Paul never did things quietly. It’s been said wherever Paul went he either started a riot or a revival and sometimes both. Philippi was no exception.
Paul’s usual first step on arriving in a new town was to preach in the synagogue. Philippi apparently didn’t have a synagogue, but Paul did find a small group of women worshiping by the river on the Sabbath day. One of these women was Lydia, a seller of purple from Thyatira. Acts calls her a “worshiper of God”–a term often used to describe Gentiles who had embraced the God of Israel but who had not formally converted to Judaism. She was wealthy. Purple cloth was expensive to produce, and Lydia’s home was large enough to host Paul and his team during their stay in Philippi.

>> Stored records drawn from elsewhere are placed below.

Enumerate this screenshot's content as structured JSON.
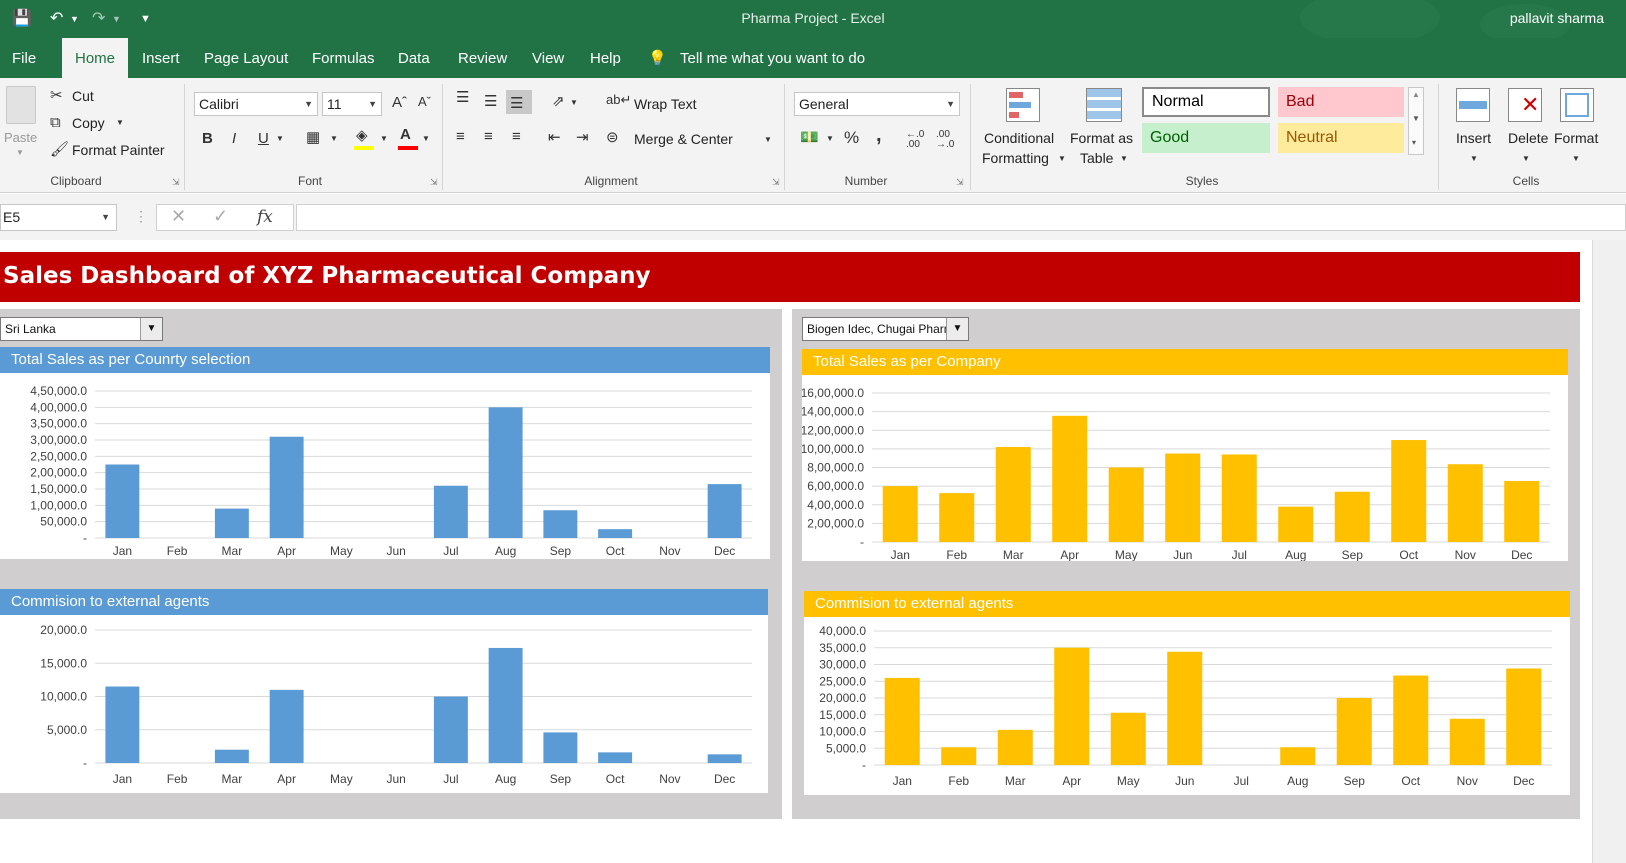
{
  "app": {
    "title": "Pharma Project  -  Excel",
    "user": "pallavit sharma"
  },
  "menu": {
    "tabs": [
      "File",
      "Home",
      "Insert",
      "Page Layout",
      "Formulas",
      "Data",
      "Review",
      "View",
      "Help"
    ],
    "active_tab": "Home",
    "tell_me": "Tell me what you want to do"
  },
  "ribbon": {
    "clipboard": {
      "paste": "Paste",
      "cut": "Cut",
      "copy": "Copy",
      "format_painter": "Format Painter",
      "label": "Clipboard"
    },
    "font": {
      "family": "Calibri",
      "size": "11",
      "label": "Font",
      "bold": "B",
      "italic": "I",
      "underline": "U"
    },
    "alignment": {
      "wrap_text": "Wrap Text",
      "merge_center": "Merge & Center",
      "label": "Alignment"
    },
    "number": {
      "format": "General",
      "percent": "%",
      "comma": ",",
      "label": "Number",
      "inc_decimal": "←.0\n.00",
      "dec_decimal": ".00\n→.0"
    },
    "styles": {
      "conditional_formatting": [
        "Conditional",
        "Formatting"
      ],
      "format_as_table": [
        "Format as",
        "Table"
      ],
      "normal": "Normal",
      "bad": "Bad",
      "good": "Good",
      "neutral": "Neutral",
      "label": "Styles"
    },
    "cells": {
      "insert": "Insert",
      "delete": "Delete",
      "format": "Format",
      "label": "Cells"
    }
  },
  "formula_bar": {
    "name_box": "E5",
    "formula": ""
  },
  "sheet": {
    "banner_title": "Sales Dashboard of XYZ Pharmaceutical Company",
    "country_select": "Sri Lanka",
    "company_select": "Biogen Idec, Chugai Pharm"
  },
  "colors": {
    "excel_green": "#217346",
    "banner_red": "#c00000",
    "blue": "#5b9bd5",
    "gold": "#ffc000",
    "panel_grey": "#d0cece"
  },
  "chart_data": [
    {
      "type": "bar",
      "title": "Total Sales as per Counrty selection",
      "categories": [
        "Jan",
        "Feb",
        "Mar",
        "Apr",
        "May",
        "Jun",
        "Jul",
        "Aug",
        "Sep",
        "Oct",
        "Nov",
        "Dec"
      ],
      "values": [
        225000,
        0,
        90000,
        310000,
        0,
        0,
        160000,
        400000,
        85000,
        27000,
        0,
        165000
      ],
      "ylim": [
        0,
        450000
      ],
      "yticks": [
        "-",
        "50,000.0",
        "1,00,000.0",
        "1,50,000.0",
        "2,00,000.0",
        "2,50,000.0",
        "3,00,000.0",
        "3,50,000.0",
        "4,00,000.0",
        "4,50,000.0"
      ],
      "color": "#5b9bd5",
      "grid": true
    },
    {
      "type": "bar",
      "title": "Commision to external agents",
      "categories": [
        "Jan",
        "Feb",
        "Mar",
        "Apr",
        "May",
        "Jun",
        "Jul",
        "Aug",
        "Sep",
        "Oct",
        "Nov",
        "Dec"
      ],
      "values": [
        11500,
        0,
        2000,
        11000,
        0,
        0,
        10000,
        17300,
        4600,
        1600,
        0,
        1300
      ],
      "ylim": [
        0,
        20000
      ],
      "yticks": [
        "-",
        "5,000.0",
        "10,000.0",
        "15,000.0",
        "20,000.0"
      ],
      "color": "#5b9bd5",
      "grid": true
    },
    {
      "type": "bar",
      "title": "Total Sales as per Company",
      "categories": [
        "Jan",
        "Feb",
        "Mar",
        "Apr",
        "May",
        "Jun",
        "Jul",
        "Aug",
        "Sep",
        "Oct",
        "Nov",
        "Dec"
      ],
      "values": [
        600000,
        525000,
        1020000,
        1355000,
        800000,
        950000,
        940000,
        380000,
        540000,
        1095000,
        835000,
        655000
      ],
      "ylim": [
        0,
        1600000
      ],
      "yticks": [
        "-",
        "2,00,000.0",
        "4,00,000.0",
        "6,00,000.0",
        "8,00,000.0",
        "10,00,000.0",
        "12,00,000.0",
        "14,00,000.0",
        "16,00,000.0"
      ],
      "color": "#ffc000",
      "grid": true
    },
    {
      "type": "bar",
      "title": "Commision to external agents",
      "categories": [
        "Jan",
        "Feb",
        "Mar",
        "Apr",
        "May",
        "Jun",
        "Jul",
        "Aug",
        "Sep",
        "Oct",
        "Nov",
        "Dec"
      ],
      "values": [
        26000,
        5300,
        10500,
        35000,
        15600,
        33800,
        0,
        5300,
        20000,
        26700,
        13800,
        28800
      ],
      "ylim": [
        0,
        40000
      ],
      "yticks": [
        "-",
        "5,000.0",
        "10,000.0",
        "15,000.0",
        "20,000.0",
        "25,000.0",
        "30,000.0",
        "35,000.0",
        "40,000.0"
      ],
      "color": "#ffc000",
      "grid": true
    }
  ]
}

She listened to Paul as he spoke, and Lydia became the first convert in Macedonia.
Paul’s next convert came from the opposite end of the social spectrum. As Paul and his group went to the place of prayer, they met a young slave girl who was possessed by a demon. Because this demon allowed the girl to tell the future, she made a great deal of money for her masters. The girl began to follow along behind Paul, loudly crying out that he and his team were servants of the Most High God. This went on for days until Paul finally turned and cast the demon out of her. The girls’ masters were angry when they saw that their cash flow had dried up, and they dragged Paul and Silas before the authorities. The city officials had Paul and Silas flogged and thrown into jail without a trial. The jailer put them in the inner prison and fastened their feet in the stocks.
Around midnight that night Paul and Silas were singing and praising God, and all the prisoners were listening to them. Suddenly there was a great earthquake. All the prison doors flew open and the prisoners’ chains fell off. Believing that all the prisoners had escaped, the jailer drew his sword to kill himself. Paul cried out for him to stop. None of the prisoners had fled. The jailer begged Paul to tell him how to be saved, Paul shared the gospel, and the jailer and his family were baptized that very night. The next day the magistrates came to release Paul and became fearful after Paul informed them that he was a Roman citizen. The city leaders apologized and begged Paul to leave the city. Paul made a quick stop at Lydia’s house and did as they had asked.
And so this was the nucleus of the church at Philippi: a wealthy Gentile woman, a formerly demon-possessed slave girl, and a Roman jailer. They had nothing in common except Christ, and yet the church birthed out of these humble beginnings became one the most faithful supporters of Paul’s ministry. Businesswoman. Jailer. Slave. How did Paul address them in his letters? He called them saints:
Paul and Timothy, servants of Christ Jesus,
To all God’s holy people in Christ Jesus at Philippi, together with the overseers and deacons: Grace and peace to you from God our Father and the Lord Jesus Christ. (Philippians 1:1-2)
That phrase the NIV translates as “God’s holy people” is rendered in many other translations as “saints.” It’s the same meaning. Saints. The set-apart ones. Those belonging to God. Those whom God has declared holy; those whom God has claimed as his own by the blood of Jesus. Those fledgling saints at Philippi were not identified by the deeds of their past but by a destiny determined by the God they served in the present. “Therefore, if anyone is in Christ, the new creation has come:The old has gone, the new is here!” (2 Corinthians 5:17). They old had passed away and the new had come. They weren’t sinners, they weren’t rejects, they weren’t has-beens. They were saints.
Isn’t it good news that the same is true of us? We are saints. In Christ, our past no longer defines us. We have a divine destiny determined by the great God who claimed us and bought us for his own. We are made new. We share in Christ’s holiness and are set apart for God’s kingdom purposes. And though we may sometimes look at one another and think all we have in common is Jesus, He is enough to unite us. He always has been.
Today, sister, remember who you are. Chosen. Beloved. Made new. Let the labels of the past fall behind you and claim the name Christ has given you: His.